A third of foreign graduate students studying STEM at US universities are Chinese nationals, some with access to sensitive research.
Approximately 723,000 Chinese nationals participated in university-level STEM programs from 2016 to 2020. Recent reports have noted the importance and challenges in combating undue foreign influence, particularly from China, while maintaining an open research environment.
US agencies have identified several factors that indicate the types of students, such as those from a country of concern like China, who may pose a greater risk of transferring technology to foreign entities. US Immigration and Customs Enforcement (ICE) maintains a database related to these factors, but the Government Accountability Office (GAO) found that it has not evaluated whether it needs to be updated to capture more data related to these risks.

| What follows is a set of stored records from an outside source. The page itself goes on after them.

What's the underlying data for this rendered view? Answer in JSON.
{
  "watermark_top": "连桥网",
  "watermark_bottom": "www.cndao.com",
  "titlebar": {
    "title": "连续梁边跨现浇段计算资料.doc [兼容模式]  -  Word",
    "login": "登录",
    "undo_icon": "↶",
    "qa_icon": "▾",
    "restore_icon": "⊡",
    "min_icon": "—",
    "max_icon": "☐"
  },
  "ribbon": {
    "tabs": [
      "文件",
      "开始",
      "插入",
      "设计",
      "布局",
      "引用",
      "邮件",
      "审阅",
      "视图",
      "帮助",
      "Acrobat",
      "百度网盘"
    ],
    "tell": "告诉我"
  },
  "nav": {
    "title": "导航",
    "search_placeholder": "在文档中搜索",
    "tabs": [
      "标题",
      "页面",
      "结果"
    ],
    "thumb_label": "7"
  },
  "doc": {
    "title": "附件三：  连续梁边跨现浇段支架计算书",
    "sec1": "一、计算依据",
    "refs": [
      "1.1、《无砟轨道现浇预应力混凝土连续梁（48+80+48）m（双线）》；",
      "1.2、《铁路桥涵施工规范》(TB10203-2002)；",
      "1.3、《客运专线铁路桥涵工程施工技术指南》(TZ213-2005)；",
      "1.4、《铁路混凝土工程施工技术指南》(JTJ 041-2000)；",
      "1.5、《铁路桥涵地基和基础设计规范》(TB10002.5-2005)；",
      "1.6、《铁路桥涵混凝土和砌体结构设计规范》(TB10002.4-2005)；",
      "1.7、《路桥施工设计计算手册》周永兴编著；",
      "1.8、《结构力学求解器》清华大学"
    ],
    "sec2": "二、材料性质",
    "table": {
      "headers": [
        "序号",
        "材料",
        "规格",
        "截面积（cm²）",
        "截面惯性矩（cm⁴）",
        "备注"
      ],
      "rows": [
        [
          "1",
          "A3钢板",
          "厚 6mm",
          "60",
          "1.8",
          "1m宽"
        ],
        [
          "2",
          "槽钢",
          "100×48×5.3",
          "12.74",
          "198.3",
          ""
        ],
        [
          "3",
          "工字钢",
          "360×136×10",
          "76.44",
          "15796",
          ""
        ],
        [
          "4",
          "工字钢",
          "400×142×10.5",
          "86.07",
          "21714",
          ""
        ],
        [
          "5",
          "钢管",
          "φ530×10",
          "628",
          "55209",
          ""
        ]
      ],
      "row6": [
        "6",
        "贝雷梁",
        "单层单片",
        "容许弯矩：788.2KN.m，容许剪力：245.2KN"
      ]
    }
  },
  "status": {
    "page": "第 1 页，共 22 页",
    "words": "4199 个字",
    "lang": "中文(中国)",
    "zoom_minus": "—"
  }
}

According to GAO, ICE “has incomplete data that may indicate whether foreign students and scholars pose risks to the transfer of technology from US universities to foreign entities.” ICE’s database of foreign students and scholars contains data on the number of graduate students from countries affected by technology transfer, such as the People’s Republic of China (PRC). Graduate students studying in a science, technology, engineering, and math (STEM) field were also identified as more likely to be involved in sensitive research. However, the GAO found that ICE did not set milestones to complete a requested assessment on the need to modify its database to collect additional data related to some risk factors, in part because it focused available resources on other priorities. In addition, the watchdog found that information about student employment in the US, which could indicate whether they have access to technology, is incomplete.
To safeguard university research from being transferred to the benefit of the PRC and other countries, U.S. research funding agencies have increased investigations of researchers for fraud and failure to disclose potential sources of foreign influence, according to agency data. These investigations have resulted in individuals being removed from research positions due to undisclosed affiliations, such as receiving funding from a PRC-affiliated institution. The GAO Nov. 16 report said that “while agency officials acknowledged racial bias concerns in their investigations involving China, they stressed that no decisions are based on individual characteristics such as nationality or visa status.” “. Officials also noted that the subjects of the surveys were more likely to be permanent university employees rather than visiting foreign students and scholars.
GAO is making two recommendations to ICE to establish milestones for a required assessment and improve data on factors that may indicate technology transfer risk. ICE agreed with the recommendations.